The rest of the structure employs a lightweight steel system, which also offers an advantage during an earthquake. The team employed a three-dimensional steel truss system proffered more than 100 years ago by the mathematician Anthony George Maldon Michell. The trusses are arched; Sarkisian likens them to half of a bicycle wheel when viewed in cross section. The truss design is so efficient that the team could reduce the amount of steel used for the cantilevers by 25 percent.

"So here was a mathematician who described the shape of these perfect cantilevers, and we use the same principles to come up with the design of these cantilevers," Sarkisian says. "It's a component in the building that is based on mathematics and fundamental engineering concepts which may be used in other ways and in other buildings."

These cantilever trusses support the perimeter columns of the building, which are inset approximately 6 ft to enhance views from the exterior hallways and corner office suites. Because these columns are in tension, rather than compression, the members can be smaller, Sarkisian notes, further reducing weight.

"Most importantly, we addressed the issue of redundancy of the perimeter frame," he explains. "The frame is fully moment connected so that if, for whatever reason, there was a loss of an element within the frame, loads could be redistributed to neighboring columns and beams."

This structural system created a challenge for the construction team. As Sarkisian explains, even though the perimeter system doesn't meet the ground, "you need to build it from the ground up. Clark Construction did an excellent job with this."

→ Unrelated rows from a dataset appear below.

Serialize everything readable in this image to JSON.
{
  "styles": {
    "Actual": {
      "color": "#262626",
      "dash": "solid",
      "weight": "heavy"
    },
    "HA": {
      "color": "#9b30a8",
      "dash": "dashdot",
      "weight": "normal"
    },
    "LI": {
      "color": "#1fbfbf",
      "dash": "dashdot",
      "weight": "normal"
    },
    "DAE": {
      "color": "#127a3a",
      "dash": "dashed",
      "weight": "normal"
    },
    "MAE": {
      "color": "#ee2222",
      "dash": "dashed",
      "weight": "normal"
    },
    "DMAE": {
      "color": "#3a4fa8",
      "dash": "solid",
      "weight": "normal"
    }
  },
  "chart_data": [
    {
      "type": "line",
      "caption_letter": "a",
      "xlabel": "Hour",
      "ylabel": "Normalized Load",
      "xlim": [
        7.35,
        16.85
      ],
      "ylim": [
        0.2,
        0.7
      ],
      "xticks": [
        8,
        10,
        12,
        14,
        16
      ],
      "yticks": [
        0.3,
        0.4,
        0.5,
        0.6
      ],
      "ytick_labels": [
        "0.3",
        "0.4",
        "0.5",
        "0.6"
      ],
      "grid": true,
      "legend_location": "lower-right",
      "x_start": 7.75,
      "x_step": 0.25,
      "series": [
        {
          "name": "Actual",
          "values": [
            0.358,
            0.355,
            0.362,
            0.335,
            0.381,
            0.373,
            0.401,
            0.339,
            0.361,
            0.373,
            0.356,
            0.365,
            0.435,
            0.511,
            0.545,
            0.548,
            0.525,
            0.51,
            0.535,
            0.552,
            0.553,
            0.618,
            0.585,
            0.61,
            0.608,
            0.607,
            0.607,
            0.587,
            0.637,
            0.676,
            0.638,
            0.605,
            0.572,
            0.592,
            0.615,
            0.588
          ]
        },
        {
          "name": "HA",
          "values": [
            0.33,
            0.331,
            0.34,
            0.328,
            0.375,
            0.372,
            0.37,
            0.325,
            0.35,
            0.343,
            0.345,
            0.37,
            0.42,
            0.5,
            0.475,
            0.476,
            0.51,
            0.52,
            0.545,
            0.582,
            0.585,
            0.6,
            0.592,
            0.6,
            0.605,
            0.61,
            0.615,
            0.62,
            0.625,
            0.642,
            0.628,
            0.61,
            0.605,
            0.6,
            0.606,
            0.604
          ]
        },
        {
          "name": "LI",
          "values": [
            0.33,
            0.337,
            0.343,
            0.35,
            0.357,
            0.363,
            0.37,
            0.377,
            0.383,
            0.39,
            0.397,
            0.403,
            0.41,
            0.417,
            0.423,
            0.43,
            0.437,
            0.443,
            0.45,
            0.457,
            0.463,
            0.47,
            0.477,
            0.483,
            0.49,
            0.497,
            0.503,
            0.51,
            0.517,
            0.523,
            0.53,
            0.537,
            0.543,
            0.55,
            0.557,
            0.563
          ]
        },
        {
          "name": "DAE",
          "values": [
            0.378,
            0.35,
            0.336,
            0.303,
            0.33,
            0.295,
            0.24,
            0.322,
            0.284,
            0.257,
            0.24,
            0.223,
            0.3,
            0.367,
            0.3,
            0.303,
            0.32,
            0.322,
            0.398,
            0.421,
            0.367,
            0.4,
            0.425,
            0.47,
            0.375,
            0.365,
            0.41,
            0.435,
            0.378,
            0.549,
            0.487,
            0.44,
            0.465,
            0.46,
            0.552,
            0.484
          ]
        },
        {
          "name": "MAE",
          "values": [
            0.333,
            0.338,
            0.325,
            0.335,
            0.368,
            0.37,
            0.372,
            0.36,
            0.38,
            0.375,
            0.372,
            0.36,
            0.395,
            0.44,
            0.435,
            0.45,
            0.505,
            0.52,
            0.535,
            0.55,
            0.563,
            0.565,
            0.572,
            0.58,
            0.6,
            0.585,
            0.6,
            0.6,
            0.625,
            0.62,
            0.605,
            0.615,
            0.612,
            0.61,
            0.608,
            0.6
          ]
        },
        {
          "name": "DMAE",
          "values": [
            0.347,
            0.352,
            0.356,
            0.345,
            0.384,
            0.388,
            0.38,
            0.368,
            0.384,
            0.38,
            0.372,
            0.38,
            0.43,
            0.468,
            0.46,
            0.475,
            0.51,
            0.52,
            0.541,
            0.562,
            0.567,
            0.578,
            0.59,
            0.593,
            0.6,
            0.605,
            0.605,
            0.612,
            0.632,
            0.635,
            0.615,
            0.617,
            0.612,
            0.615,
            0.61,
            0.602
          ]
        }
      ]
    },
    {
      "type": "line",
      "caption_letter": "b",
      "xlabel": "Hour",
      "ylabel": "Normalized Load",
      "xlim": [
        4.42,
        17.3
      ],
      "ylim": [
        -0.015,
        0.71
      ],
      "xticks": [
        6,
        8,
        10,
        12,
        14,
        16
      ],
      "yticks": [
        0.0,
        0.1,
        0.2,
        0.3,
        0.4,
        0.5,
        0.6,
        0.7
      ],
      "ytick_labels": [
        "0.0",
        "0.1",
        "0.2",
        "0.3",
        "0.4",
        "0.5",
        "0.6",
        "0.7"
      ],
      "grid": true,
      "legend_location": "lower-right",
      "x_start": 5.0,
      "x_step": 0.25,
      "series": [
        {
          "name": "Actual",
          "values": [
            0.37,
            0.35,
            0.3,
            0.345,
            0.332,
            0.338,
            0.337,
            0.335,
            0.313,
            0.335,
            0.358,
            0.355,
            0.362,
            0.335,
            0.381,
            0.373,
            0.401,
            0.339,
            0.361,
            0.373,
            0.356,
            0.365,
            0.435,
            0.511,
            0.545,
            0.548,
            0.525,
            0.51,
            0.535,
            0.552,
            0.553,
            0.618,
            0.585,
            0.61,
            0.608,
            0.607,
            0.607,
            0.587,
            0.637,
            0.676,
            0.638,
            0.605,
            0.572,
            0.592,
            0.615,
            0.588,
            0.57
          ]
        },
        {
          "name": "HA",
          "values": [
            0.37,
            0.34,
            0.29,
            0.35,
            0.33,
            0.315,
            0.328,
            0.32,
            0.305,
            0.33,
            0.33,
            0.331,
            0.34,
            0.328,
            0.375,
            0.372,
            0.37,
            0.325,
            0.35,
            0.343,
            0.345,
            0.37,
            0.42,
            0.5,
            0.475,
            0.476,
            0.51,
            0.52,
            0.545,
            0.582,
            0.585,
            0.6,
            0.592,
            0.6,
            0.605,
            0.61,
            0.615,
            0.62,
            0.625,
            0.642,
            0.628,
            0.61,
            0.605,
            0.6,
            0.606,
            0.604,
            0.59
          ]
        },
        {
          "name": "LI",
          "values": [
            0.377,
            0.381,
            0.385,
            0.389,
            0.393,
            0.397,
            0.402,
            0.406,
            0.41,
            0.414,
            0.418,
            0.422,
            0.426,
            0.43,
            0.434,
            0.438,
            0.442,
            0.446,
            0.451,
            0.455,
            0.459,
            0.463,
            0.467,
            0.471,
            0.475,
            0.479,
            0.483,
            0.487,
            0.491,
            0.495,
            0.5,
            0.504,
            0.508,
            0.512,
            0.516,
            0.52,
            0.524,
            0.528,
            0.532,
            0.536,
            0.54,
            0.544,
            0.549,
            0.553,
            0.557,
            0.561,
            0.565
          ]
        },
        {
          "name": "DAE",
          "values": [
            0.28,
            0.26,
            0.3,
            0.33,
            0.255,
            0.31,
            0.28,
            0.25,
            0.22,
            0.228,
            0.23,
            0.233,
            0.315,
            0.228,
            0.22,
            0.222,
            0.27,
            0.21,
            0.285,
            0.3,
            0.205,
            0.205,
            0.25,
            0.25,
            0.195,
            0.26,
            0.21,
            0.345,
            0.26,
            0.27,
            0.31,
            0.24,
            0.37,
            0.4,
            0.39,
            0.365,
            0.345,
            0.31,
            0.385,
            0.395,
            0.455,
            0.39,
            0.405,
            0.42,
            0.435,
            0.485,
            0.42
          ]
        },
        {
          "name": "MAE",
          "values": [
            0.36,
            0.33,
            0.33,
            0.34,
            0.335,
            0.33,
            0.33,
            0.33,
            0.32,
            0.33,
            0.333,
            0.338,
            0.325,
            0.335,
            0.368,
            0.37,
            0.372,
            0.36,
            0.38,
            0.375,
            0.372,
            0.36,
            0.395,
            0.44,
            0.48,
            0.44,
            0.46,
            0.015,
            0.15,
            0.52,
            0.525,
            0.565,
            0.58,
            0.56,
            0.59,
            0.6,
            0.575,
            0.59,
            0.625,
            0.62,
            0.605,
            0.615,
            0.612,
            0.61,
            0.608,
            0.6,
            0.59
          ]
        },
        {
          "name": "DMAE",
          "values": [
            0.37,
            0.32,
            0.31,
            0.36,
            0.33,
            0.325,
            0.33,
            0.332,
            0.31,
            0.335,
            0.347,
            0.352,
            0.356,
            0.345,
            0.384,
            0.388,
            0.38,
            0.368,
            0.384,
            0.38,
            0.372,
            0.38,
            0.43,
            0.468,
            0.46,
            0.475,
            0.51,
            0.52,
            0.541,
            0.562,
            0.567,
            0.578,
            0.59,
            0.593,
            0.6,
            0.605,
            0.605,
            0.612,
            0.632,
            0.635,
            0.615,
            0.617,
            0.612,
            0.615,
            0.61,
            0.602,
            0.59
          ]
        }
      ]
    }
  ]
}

The perimeter of the building was built on a series of temporary columns. Because the perimeter columns are in tension, the building would eventually have to be lowered into place when it was complete by using jacks to lift temporary columns and then remove shims placed below these columns. This meant the engineering team had to precisely calculate exactly how much the building would move at multiple points along those columns.

"We built the perimeter frame high relative to the core," Sarkisian says. But the top floors were not built as high as the bottom floors because when the tension loads were placed on the columns, the overall column displacements would be greater at the bottom than at the top.

"So, we had to come up with an engineered idea of where the building needed to be during construction and then where we expected it to be in the final case," he explains. "And we were, I have to say with great appreciation, pretty much right on after the loads were transferred from the temporary columns."

The building opened in late 2016 to positive reviews from the public and the judicial community. "It's a unique building," Sarkisian says. "But we found it to be, given the site and the concerns, . . . a very appropriate idea."